All the shadow-boxing between Harper and Martin aside, both sing from the same hymn book, and they know it. Indeed, Martin probably could not have accomplished his 1995 budget assault on universal medicare without convenient pressure from the Reform Party. Harper, as Preston Manning’s chief policy advisor, developed Reform’s policy of "provincializing" health care, a euphemism for gutting the Canada Health Act. Manning and Harper repeatedly blocked Reform constituency resolutions supporting universal medicare, and instead promoted user-fees, extrabilling and private insurance.
As medicare was steadily eroded under Mulroney and Martin, Harper happily took credit for Reform’s assistance in the process. In a speech to the National Citizens Coalition (NCC), which he later headed, Harper said: "Universality has been severely reduced. It is virtually dead as a concept in most areas of public policy."
As for the new Conservative leader’s recent pledge on health care, there is nothing in it that precludes more private medicare, and he is still dedicated to devolving even more power to the provinces. His complaint about being demonized on medicare would be more credible had he not been so consistent for so long as an enemy of public health care. The NCC was literally founded as an attack organization against public medicare. It ran full-page ads asking Canadians how they would like to have "your open-heart surgery done by a civil servant," warning that "More Canadians will die" if the Canada Health Act were implemented. When Harper says he was proud of the NCC, he presumably means pride in this decades-long attack on medicare, which continued right up until he took over as its president in 1997.
Any suggestion from Harper that he has suddenly embraced a key feature of the Canada that, in 2002, he called "a second-tier socialistic country, boasting ever more loudly about its... social services to mask its second-rate status," can’t be taken seriously.
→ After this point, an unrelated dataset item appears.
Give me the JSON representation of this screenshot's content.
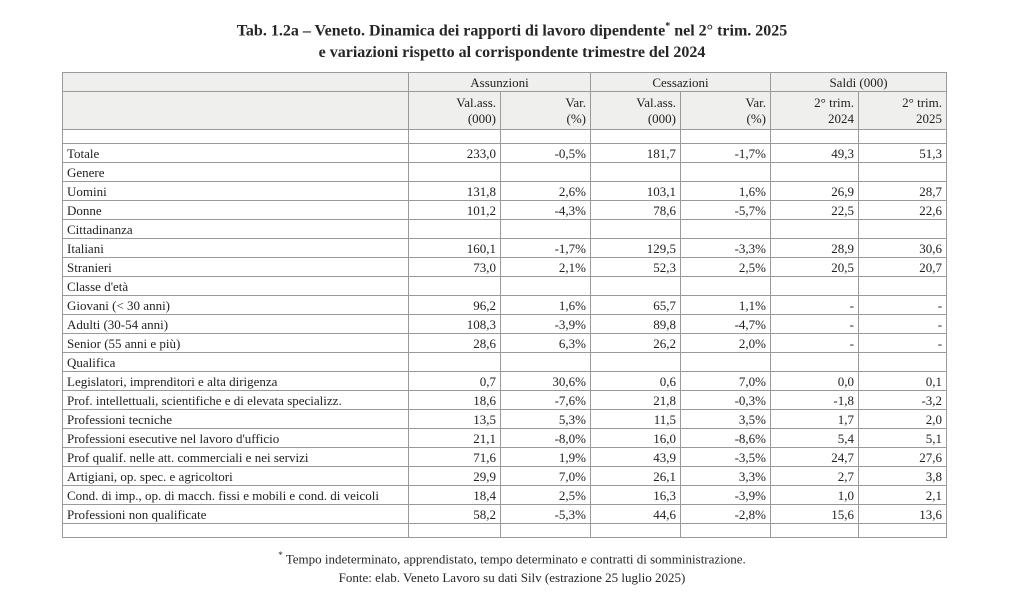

The Conservative leader and the extreme right-wing advisors he has surrounded himself with, like Tom Flanagan of the University of Calgary, are devotees of Margaret Thatcher and, like the lady herself, "not for turning."
So there you have it, Martin and Harper, the tweedle-dum and tweedle-dee of privatized medicare. Or, as Tommy Douglas would have described them, the black cat and the white cat. The mice had better pay close attention this time around.